I did. It's hard to quantify how much, but I'm falling asleep in < 20 min more reliably and am less tired during the day. I also remember dreams much more frequently, which is a welcome change.

Comment by sil-ver on Effect of Advertising · 2019-11-26T19:11:07.230Z · score: 2 (2 votes) · LW · GW

Advertisement is a component of the cost of a product, right? Some percentage of the total cost associated with producing and selling a product is ads. If they're no longer allowed, that component disappears.

I'm not saying this leads to a net decrease in cost, but it is a factor which leads to some decrease in cost, so if you want to argue that a net increase in cost takes place, you have to argue why the decreased competition matters more than the direct savings.

Comment by sil-ver on Open & Welcome Thread - November 2019 · 2019-11-24T17:19:38.221Z · score: 1 (1 votes) · LW · GW

I've gotten my hands on melatonin now, inspired by your comment. I've found a site that actually shipped it from Poland, which I believe isn't even illegal and definitely won't get me into trouble. The cost is still minimal. So far, it seems to help. Thanks again.

Comment by sil-ver on Insights from the randomness/ignorance model are genuine · 2019-11-14T18:10:48.639Z · score: 1 (1 votes) · LW · GW
That doesn't seem to follow, actually.

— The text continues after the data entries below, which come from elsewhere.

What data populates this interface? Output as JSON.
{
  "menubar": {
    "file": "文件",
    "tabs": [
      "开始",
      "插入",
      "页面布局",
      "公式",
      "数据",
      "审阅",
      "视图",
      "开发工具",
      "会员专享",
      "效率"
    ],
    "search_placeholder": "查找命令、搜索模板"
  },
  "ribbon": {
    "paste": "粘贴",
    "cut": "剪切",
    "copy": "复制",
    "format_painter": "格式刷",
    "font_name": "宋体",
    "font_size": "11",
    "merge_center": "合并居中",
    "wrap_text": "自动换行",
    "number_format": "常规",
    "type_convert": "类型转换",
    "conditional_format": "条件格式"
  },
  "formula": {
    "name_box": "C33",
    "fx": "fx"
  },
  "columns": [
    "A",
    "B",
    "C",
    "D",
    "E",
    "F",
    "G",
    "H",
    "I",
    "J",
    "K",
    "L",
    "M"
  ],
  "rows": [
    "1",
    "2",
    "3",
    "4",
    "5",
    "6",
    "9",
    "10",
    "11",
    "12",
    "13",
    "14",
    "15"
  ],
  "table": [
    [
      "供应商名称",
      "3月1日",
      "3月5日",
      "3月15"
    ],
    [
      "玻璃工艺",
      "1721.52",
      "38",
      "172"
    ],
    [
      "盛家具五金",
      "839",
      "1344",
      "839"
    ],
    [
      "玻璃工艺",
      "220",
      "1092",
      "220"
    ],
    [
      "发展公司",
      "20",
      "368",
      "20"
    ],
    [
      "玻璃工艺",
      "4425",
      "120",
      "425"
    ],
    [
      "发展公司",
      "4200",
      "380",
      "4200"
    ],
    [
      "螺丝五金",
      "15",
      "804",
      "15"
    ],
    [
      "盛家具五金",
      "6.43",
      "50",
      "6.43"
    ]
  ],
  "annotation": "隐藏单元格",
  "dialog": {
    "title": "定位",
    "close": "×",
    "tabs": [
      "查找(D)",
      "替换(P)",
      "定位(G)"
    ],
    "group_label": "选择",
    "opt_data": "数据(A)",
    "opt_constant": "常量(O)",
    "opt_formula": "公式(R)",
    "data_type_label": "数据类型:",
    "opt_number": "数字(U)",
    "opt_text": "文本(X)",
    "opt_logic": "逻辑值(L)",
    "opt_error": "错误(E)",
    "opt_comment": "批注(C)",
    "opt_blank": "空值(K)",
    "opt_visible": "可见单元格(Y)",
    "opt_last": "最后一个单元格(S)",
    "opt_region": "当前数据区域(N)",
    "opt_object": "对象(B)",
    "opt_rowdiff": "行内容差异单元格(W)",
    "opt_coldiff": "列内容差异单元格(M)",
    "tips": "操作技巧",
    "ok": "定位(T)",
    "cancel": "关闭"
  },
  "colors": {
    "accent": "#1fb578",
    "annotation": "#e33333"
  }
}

You could easily have a very large universe that's almost entirely empty space (which does "repeat"), plus a moderate amount of structures that only appear once each.

Yeah, nonemptiness was meant to be part of the assumption in the phrase you quoted.

And as a separate argument, plenty of processes are irreversible in practice. For instance, consider a universe where there's a "big bang" event at the start of time, like an ordinary explosion. I'd expect that universe to never return to that original intensely-exploding state, because the results of explosions don't go backwards in time, right?

We're getting into territory where I don't feel qualified to argue – although it seems like that objection only applies to some very specific things, and probably not to most Sleeping Beauty like scenarios.

Comment by sil-ver on Insights from the randomness/ignorance model are genuine · 2019-11-14T10:09:59.541Z · score: 1 (1 votes) · LW · GW

But by number of bits, which is what you need to avoid repetition.

Comment by sil-ver on Insights from the randomness/ignorance model are genuine · 2019-11-14T10:04:27.941Z · score: 1 (1 votes) · LW · GW

You mean P(monday)? In that case it would be different although have some similarity. Why is the description length of the monday observer moment longer than the tuesday one?

Comment by sil-ver on Insights from the randomness/ignorance model are genuine · 2019-11-14T10:01:04.016Z · score: 1 (1 votes) · LW · GW

I actually knew about UDT. Enough to understand how it wins in Transparent Newcomb, but not enough to understand that it extends to anthropic problems.

Comment by sil-ver on Insights from the randomness/ignorance model are genuine · 2019-11-14T09:59:41.884Z · score: 1 (1 votes) · LW · GW

The solution to this kind of thing should be a wiki, I think. If the LessWrong wiki were kept up to date enough to have a page on anthropics, that would have solved the issue in this case and should work for many similar cases.